2007-05-10, Comments

Here’s an interesting article in which Curtis Poe explains why there’s a shortage of Perl programmers on the market at the moment. I’m not qualified to comment on whether the shortage exists or his analysis of it is correct, but I certainly wouldn’t fancy maintaining Perl code. The Perl mantra, “There’s more than one way to do it”, appears to be liberating but all too often results in unnecessary inconsistency. I prefer Python’s “There should be one — and preferably only one — obvious way to do it”.

That said, I do have a soft spot for Perl. It was the first very high-level language I fell for. This was at a time when I routinely worked on different flavours of Unix and Windows machines; and I routinely had problems with the different environments. There wasn’t even a command shell which worked well across the board. Perl effectively gave me a platform independent way of writing scripts to perform simple file, text and job processing.

I say “scripts” rather than “programs” because I never wrote anything more than a few dozen lines long. I never had to go through the tiresome business of compiling, sorting out dependencies, locating include- and library- paths, declaring object types – tasks which I’d always associated with real programming.

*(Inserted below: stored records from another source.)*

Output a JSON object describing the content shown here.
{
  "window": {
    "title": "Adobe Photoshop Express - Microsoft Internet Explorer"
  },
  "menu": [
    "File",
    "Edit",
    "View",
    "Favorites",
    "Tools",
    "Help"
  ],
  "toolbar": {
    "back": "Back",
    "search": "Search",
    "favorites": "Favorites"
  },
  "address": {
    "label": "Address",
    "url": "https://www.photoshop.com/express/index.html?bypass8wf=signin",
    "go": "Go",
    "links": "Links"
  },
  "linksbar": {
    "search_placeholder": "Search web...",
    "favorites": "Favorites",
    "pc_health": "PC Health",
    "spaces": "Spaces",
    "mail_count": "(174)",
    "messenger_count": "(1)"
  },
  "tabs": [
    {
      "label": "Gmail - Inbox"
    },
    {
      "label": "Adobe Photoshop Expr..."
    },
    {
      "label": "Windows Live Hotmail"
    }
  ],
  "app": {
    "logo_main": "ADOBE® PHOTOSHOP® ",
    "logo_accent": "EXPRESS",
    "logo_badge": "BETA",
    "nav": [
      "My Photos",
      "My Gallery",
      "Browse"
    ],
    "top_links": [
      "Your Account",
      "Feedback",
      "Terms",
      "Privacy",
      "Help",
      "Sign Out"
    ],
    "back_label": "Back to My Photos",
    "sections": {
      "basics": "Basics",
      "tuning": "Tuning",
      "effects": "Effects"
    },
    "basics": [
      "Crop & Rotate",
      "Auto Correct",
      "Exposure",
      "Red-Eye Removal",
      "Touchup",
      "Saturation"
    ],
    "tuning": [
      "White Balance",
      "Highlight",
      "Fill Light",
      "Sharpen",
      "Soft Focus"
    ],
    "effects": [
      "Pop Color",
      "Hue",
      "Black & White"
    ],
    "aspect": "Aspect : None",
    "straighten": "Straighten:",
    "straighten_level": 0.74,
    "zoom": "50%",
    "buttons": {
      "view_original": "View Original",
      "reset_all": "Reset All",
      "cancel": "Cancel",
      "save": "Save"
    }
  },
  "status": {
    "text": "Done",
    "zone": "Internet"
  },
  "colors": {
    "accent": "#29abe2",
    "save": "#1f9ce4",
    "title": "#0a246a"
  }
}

Scripting was more direct, more fun.

A few dozen lines of Perl easily accomplishes as much as a few hundred lines of C. In fact, one line of Perl can get a surprising amount done. Surely the performance of an interpreted language would be a problem? Maybe it can be, but time after time, I was impressed just how quickly Perl allowed me to chew through data.

I had to admire the way the language grabbed all the characters on the keyboard and squeezed the juice out of them. It even allowed variables to dissolve away into defaults which you could then omit and which, as if by magic, did just what you wanted: $variable, $_, .

Ultimately, though, there were things I never quite got and probably never will get. I never managed to build complex structures without referring to the manual. Oh, and I never really got to grips with the Perl documentation system. I never found an editor mode I was completely happy with — or perhaps the overloaded syntax just started to grate. Finger saving tricks turned out to be expensive in the long run.

Adopting Perl changed me, though. I prefer powerful languages with comprehensive libraries. Wrestling with build systems seems too much pain for too little gain. And explicit type declarations make software frigid.